Interdisciplinary experts propose a new approach to identify chemicals that raise risk of breast cancer

June 2, 2015

test tubes and pipetteA study published today in Environmental Health Perspectives outlines a new method for assessing how synthetic chemicals and pollutants may contribute to breast cancer risk. In addition to developing the chemical testing approach, the authors identify two critical needs: the need for new chemical safety testing methods, and the need to screen more chemicals.

Inherited genes only explain about a quarter of a woman’s risk of developing breast cancer. Exposure to synthetic chemicals and pollutants in air, water, food, workplaces, and consumer products may account for a significant portion of breast cancer risk.

Over 34 million tons of synthetic chemicals are produced or imported into the United States every year, and hundreds of these chemicals are commonly found in women’s blood, urine, and breast tissue. Most have not been tested for their carcinogenic potential. Among those that have, hundreds have been shown to increase mammary tumors in laboratory animals. Animal tests are both time- and resource-intensive and they rarely evaluate the effects of chemical exposure during early life or prenatal development.

To address these issues, a panel of 18 experts—representing fields including toxicology, biology, epidemiology, endocrine disruption, and risk assessment—developed a new method of distinguishing safer chemicals from more hazardous chemicals.
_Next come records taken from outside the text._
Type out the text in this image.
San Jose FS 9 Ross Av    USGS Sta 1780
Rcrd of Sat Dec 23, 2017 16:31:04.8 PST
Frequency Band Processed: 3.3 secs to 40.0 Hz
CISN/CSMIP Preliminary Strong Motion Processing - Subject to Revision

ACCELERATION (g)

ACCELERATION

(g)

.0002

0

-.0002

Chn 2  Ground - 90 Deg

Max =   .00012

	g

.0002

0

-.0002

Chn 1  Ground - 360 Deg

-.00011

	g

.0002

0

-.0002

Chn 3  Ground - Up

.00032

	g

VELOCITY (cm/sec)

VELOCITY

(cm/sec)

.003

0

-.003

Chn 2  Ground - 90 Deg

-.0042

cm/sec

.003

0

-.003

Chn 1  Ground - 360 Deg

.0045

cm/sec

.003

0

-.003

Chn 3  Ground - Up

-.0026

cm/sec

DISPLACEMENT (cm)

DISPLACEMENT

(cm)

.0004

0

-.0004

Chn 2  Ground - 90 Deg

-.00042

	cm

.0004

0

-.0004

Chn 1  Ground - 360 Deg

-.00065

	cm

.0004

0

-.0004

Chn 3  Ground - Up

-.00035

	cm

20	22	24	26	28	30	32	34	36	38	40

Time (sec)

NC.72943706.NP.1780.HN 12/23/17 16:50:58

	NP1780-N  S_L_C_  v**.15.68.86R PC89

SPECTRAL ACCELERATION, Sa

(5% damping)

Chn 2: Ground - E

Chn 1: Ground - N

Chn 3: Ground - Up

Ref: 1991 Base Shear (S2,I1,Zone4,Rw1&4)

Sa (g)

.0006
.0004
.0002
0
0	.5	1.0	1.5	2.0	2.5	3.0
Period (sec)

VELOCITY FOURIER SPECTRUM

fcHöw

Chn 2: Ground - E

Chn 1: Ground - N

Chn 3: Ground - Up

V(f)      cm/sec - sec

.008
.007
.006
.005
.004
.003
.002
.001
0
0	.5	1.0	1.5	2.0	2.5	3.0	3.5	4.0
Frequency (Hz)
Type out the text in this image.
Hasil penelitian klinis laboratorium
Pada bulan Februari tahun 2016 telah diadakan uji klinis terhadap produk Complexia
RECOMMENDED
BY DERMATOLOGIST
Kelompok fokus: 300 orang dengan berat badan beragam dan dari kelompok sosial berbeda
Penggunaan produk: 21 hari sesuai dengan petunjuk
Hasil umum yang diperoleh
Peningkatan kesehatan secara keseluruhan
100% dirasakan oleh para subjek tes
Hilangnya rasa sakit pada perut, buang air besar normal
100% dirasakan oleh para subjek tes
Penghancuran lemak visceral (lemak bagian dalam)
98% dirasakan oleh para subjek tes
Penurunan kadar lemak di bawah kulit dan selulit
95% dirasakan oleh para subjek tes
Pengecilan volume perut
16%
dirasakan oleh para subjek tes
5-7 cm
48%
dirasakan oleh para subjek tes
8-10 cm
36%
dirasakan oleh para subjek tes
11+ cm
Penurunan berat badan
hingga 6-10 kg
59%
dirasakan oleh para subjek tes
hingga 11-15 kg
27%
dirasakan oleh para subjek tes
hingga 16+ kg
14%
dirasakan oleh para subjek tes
“The basic question is, what would you need to know about a chemical to be able to say with confidence that it doesn't raise the risk of breast cancer?” says Megan Schwarzman, a physician and environmental health researcher at UC Berkeley and the lead author of the study.

The panel of scientists first identified biological processes that, when disturbed, could increase breast cancer risk. They then determined what tests exist to assess whether chemicals interfere with those vulnerable biological processes.

“These are pretty complex chains of causation,” Schwarzman says, “so we tried to build a hazard assessment approach to recognize that complexity.”

The scientists reached three important conclusions: First, both genotoxicity (a chemical’s ability to damage genetic information in a cell) and endocrine disruption (interfering with normal hormonal activity) are significant contributors to breast cancer potential, so any comprehensive chemical assessment must evaluate both categories of biological mechanisms. Second, while useful test methods exist for evaluating chemicals’ genotoxicity and estrogen-like activity, there are insufficient methods for testing chemical effects on other biological processes relevant to breast cancer, including progesterone activity. Finally, they found large gaps in available test data even for chemicals generally thought of as well-tested.

“Developing rapid, inexpensive chemical tests to fill the gaps identified in this study will make it easier for manufacturers to choose safer chemicals for consumer products,” said Ruthann Rudel, a toxicologist at Silent Spring Institute and a coauthor of the study.

“There are so many places we can use this information today—regulators can consider requiring these recommended tests now; manufacturers can choose to use chemicals that pass these tests; and consumers can request that their suppliers use products that have undergone these tests. Meanwhile, we are funding research to fill the gaps that were identified,” says Mhel Kavanaugh-Lynch, director of the California Breast Cancer Research Program, which funded this study.

The authors also hope that the methods they developed can be applied to other diseases that may be affected by chemical exposure, such as other cancers or neurological disorders.

“We're actively trying to use the results to change how chemicals are tested and the decisions that are made in public policy,” Schwarzman says.” We see the potential for chemical testing to contribute to breast cancer prevention and other disease prevention efforts.”

Other UC Berkeley coauthors include Dale Johnson, Department of Nutritional Sciences and Toxicology and Kathleen M. Navarro, Department of Environmental Health.